Diferentes regras se aplicam à pesquisa quantitativa e pesquisa qualitativa quando se trata de determinar o tamanho da amostra. De modo geral, para ter confiança nos dados gerados pela pesquisa de pesquisa qualitativa, o pesquisador precisa ter uma ideia clara de como os dados serão usados. Os dados podem formar a base de uma narrativa descritiva (como em um estudo de caso ou de alguma pesquisa etnográfica) ou podem servir de forma exploratória para identificar variáveis ​​relevantes que possam ser posteriormente testadas para correlações em um estudo quantitativo.

Tamanho da amostra na pesquisa quantitativa de pesquisas

Pesquisas quantitativas geralmente envolvem comparações entre segmentos de mercado ou subgrupos de um mercado-alvo. Como a pesquisa quantitativa é orientada por números, determinar um tamanho de amostra confortável pode ser bastante fácil - para cada grupo ou segmento importante em um estudo, um pesquisador esperaria pesquisar 100 participantes. Esse número é uma recomendação e não absoluta. Um pesquisador de mercado considerará uma série de variáveis ​​relevantes para determinar o tamanho de uma amostra na pesquisa de pesquisas.

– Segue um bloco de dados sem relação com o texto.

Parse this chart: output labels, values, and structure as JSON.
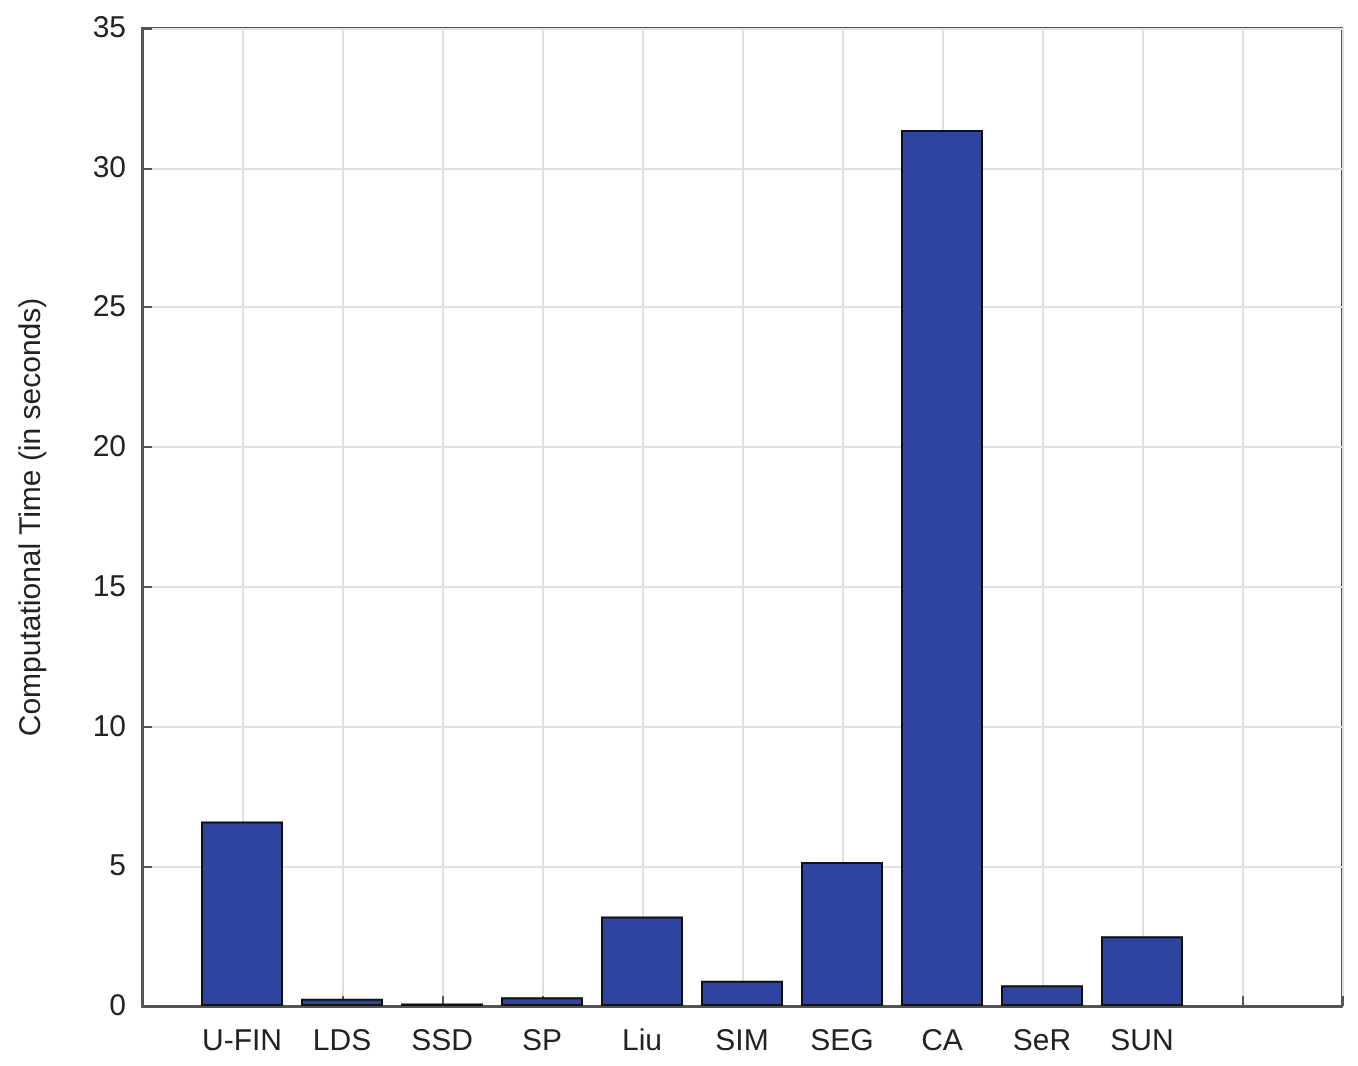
{
  "chart_data": {
    "type": "bar",
    "ylabel": "Computational Time (in seconds)",
    "categories": [
      null,
      "U-FIN",
      "LDS",
      "SSD",
      "SP",
      "Liu",
      "SIM",
      "SEG",
      "CA",
      "SeR",
      "SUN",
      null,
      null
    ],
    "values": [
      null,
      6.6,
      0.26,
      0.09,
      0.31,
      3.2,
      0.9,
      5.15,
      31.35,
      0.74,
      2.5,
      null,
      null
    ],
    "color": "#2e44a0",
    "ylim": [
      0,
      35
    ],
    "yticks": [
      0,
      5,
      10,
      15,
      20,
      25,
      30,
      35
    ],
    "grid": true
  }
}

Ao realizar pesquisa de mercado de pesquisa, o objetivo é inferir da amostra o que provavelmente será verdadeiro para o universo-alvo. Uma amostra fornece dados que podem ser observados ou conhecidos. A partir desses dados observados ou conhecidos, um pesquisador pode estimar o grau em que um valor ou parâmetro desconhecido pode ser encontrado em uma população-alvo.

A pesquisa de inquéritos quantitativos baseia-se na noção de uma curva normal , simétrica, que representa, na mente do pesquisador, o universo-alvo - a população sobre a qual o pesquisador deve estimar em vez de realmente conhecer os parâmetros. Uma amostra representativa permite que um pesquisador calcule - a partir dos dados da amostra - um intervalo estimado de valores que provavelmente incluirão o valor ou parâmetro desconhecido que seja de interesse. Esse intervalo estimado de valores representa uma área na curva normal e é geralmente expresso como um decimal ou uma porcentagem.

A curva normal e probabilidade

Uma curva normal e simétrica é uma expressão visual de probabilidade. Vejamos uma simples heurística: uma atividade em um centro de ciências permite que um grande número de bolas caia entre duas folhas de acrílico, uma de cada vez. Cada bola cai pela mesma abertura no topo da tela e, em seguida, cai entre qualquer um dos divisores verticais e paralelos que separam as pilhas de bolas quando elas param. Depois de várias horas, as bolas formaram a forma de uma curva normal. A curva muda um pouco quando cada bola recém-introduzida atinge a massa de bolas que chegou primeiro. Mas no geral, a curva simétrica é evidente e ocorreu naturalmente, independentemente de qualquer ação por parte dos observadores ou funcionários do Centro de Ciências. A forma curva que as bolas formam reflete a probabilidade de que a maioria das bolas caia no centro e fique lá. Menos bolas farão isso nas extremidades da curva - algumas inevitavelmente, mas são poucas em número.

Essa curva normal é semelhante ao conceito de uma amostra. Cada vez que a tela é esvaziada e as bolas novamente podem cair na caixa de Galton, a configuração das pilhas de bolas será apenas um pouco diferente. Mas com o tempo, a forma da curva não mudará muito e o padrão será verdadeiro.